Bill Cosgrove, the CEO of Union Mortgage in Strongsville, Ohio, said mortgage lenders should not have to buy back loans for simple mistakes. Doing so has had a chilling effect on lending.

"We are trying to develop a bucket where there are minor, middle issues and major repurchase triggers," said Cosgrove, the chairman-elect of the Mortgage Bankers Association.

"Today that system is not in place and lenders are suffering. When you have 'I got you' penalties, overlays come into play. When a loan goes delinquent, it has to be a material defect," to trigger a buyback, he said.

Lenders have adopted so-called credit overlays to reduce lending to riskier borrowers. Overlays are simply higher FICO score requirements above and beyond what Fannie, Freddie or the FHA allow.

Higher compliance costs come at a time when lenders are struggling with a drop in loan volume and tight profit margins. But Candace Kubida, the director of loan quality at Fannie Mae, said lenders can be smarter in how they test for loan defects.

"Risks are infinite and constantly changing," Kubida said. "Understanding the metrics coming out of a QC program is critical."

Since cost is an issue, Kubida suggests that banks and mortgage lenders focus on targeted reviews that are more effective at identifying riskier loans.

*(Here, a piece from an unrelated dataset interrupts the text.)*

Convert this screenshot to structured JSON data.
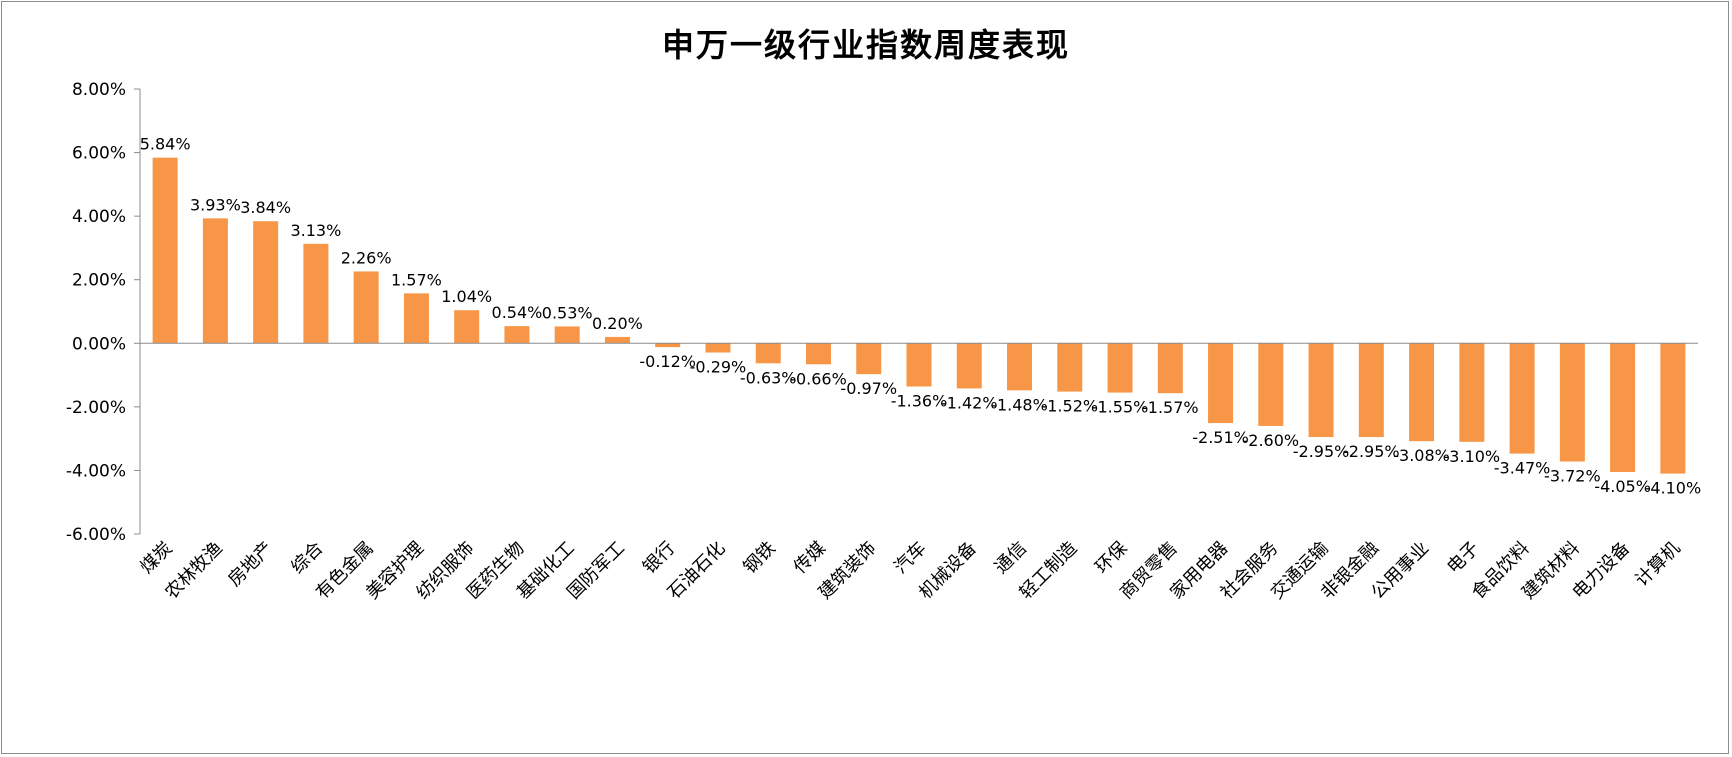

Targeted reviews might include testing a sample of loans that were made to self-employed borrowers, were originated at new bank branch, or worked on a new processor or underwriter. Instead of doing 40 "full file" reviews, painstakingly going through a 500-page loan file, a lender might do 20 full file reviews and 60 targeted reviews, Kubida said.

"Doing a targeted review takes a fraction of the time because you're only looking at that component that causes heartburn in your organization," she said.